# Topology I: smooth manifolds

## Course information

Code: MAT1300F

Instructor: Marco Gualtieri, office hours by appointment.

Class schedule: Th2-4 and F2-3, starting September 14th, 2017

Schedule changes: I must be away on Oct 5 and 6 to give a
colloquium. I will record a makeup class and provide the link
below. My postdoc Dr Joey Van der Leer Duran will hold office hours
on Thursday Oct 5 from 2-3:45 in room PG205B (Physical geography building).

Teaching assistant: Josh Lackman

Evaluation: The final grade is a/2 + t/4 + f/4, where a is the
average of the four best assignment grades, t is the term exam grade, and f is the final exam grade, all out of 100.
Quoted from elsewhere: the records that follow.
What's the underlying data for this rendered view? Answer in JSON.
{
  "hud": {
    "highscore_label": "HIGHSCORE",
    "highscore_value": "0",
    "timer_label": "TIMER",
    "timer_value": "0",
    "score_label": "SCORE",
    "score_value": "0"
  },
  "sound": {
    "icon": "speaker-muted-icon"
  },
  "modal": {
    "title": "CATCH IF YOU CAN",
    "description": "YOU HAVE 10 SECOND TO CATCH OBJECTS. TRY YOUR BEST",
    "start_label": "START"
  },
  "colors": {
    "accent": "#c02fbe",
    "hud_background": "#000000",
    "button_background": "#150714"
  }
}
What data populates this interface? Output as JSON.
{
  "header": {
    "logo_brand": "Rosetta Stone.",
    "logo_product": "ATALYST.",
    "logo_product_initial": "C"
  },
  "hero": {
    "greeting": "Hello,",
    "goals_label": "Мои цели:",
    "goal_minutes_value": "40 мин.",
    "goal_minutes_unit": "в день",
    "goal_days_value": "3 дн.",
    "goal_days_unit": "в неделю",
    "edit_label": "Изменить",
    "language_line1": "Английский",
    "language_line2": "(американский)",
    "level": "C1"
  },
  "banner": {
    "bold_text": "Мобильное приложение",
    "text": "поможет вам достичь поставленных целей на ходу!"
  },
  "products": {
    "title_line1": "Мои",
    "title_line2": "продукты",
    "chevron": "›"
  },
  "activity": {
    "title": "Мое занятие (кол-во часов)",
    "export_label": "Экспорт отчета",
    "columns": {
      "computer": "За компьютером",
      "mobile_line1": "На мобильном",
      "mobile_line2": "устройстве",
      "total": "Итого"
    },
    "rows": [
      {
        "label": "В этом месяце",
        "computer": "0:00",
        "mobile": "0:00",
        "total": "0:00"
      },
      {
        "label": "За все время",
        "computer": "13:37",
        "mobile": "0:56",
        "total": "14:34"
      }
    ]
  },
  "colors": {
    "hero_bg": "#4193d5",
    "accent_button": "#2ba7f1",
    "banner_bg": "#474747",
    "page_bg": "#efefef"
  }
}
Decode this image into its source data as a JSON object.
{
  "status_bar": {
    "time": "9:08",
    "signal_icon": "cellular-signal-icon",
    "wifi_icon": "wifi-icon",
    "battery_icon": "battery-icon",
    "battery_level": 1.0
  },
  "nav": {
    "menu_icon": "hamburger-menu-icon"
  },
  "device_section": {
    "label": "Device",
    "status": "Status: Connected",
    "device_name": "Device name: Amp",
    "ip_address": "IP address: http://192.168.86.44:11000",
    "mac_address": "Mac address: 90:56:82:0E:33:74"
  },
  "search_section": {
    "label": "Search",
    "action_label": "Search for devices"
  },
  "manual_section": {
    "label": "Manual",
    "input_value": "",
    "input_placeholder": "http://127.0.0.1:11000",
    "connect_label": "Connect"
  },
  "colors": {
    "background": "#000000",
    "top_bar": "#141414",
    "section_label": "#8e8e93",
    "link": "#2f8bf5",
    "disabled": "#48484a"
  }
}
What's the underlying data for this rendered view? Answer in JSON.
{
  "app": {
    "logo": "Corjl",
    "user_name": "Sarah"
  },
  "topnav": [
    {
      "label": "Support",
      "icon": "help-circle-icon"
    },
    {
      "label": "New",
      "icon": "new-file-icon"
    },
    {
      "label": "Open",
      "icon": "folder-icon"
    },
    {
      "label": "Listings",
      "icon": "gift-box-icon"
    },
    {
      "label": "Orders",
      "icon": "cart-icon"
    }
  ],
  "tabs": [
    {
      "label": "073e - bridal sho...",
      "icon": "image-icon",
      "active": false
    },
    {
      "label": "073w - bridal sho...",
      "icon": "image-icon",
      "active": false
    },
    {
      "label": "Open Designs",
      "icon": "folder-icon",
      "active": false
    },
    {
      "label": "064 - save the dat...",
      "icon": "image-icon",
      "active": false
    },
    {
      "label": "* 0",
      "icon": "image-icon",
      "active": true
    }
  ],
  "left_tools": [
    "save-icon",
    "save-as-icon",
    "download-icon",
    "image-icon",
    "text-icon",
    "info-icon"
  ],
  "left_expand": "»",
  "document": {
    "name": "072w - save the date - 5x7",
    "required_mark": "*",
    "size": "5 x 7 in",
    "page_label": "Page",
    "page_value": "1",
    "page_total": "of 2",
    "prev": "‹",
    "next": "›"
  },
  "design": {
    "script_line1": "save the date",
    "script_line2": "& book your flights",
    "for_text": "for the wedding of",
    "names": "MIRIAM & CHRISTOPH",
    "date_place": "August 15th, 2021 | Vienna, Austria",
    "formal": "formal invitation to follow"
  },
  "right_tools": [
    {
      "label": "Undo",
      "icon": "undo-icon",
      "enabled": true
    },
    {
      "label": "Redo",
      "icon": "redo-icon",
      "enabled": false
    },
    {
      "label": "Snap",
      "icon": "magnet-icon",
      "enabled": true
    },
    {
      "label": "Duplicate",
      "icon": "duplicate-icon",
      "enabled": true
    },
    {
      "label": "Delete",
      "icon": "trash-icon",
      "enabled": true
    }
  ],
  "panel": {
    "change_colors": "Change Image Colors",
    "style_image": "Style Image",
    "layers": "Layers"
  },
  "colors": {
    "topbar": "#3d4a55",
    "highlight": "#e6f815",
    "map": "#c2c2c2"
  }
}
Qualifying exam: If the average of your grades from MAT1300F and
MAT1301S is at least A-, you will be exempt from the Topology
qualifying exam.

Term Exam: November 16, in class.

Final Exam: Dec 13 1-4PM, BA6183.

## Course notes

- Part 1 (pdf)
- Part 2 (pdf)
- Part 3 (pdf)
- Inverse Function Theorem (pdf, screencast)
- Constant Rank Theorem (pdf, screencast)
- Part 4 (pdf) (Flow of a vector field)
- Part 5 (pdf) (Local structure of smooth maps, regular value theorem)
- part 6 (pdf) (Transversality)
- part 7 (pdf) (Stability)
- part 8 (pdf) (Sard’s theorem)
- part 9 (pdf) (Application of Sard’s theorem: Brouwer’s fixed point theorem)
- part 10 (pdf) (Application of Sard’s theorem: Genericity and intersection theory)
- part 11 (pdf) (Partitions of unity, Whitney embedding, and Tubular neighbourhoods)

## Assignments

Please discuss the problems, but avoid reading a written solution before you write your own, since these must be original.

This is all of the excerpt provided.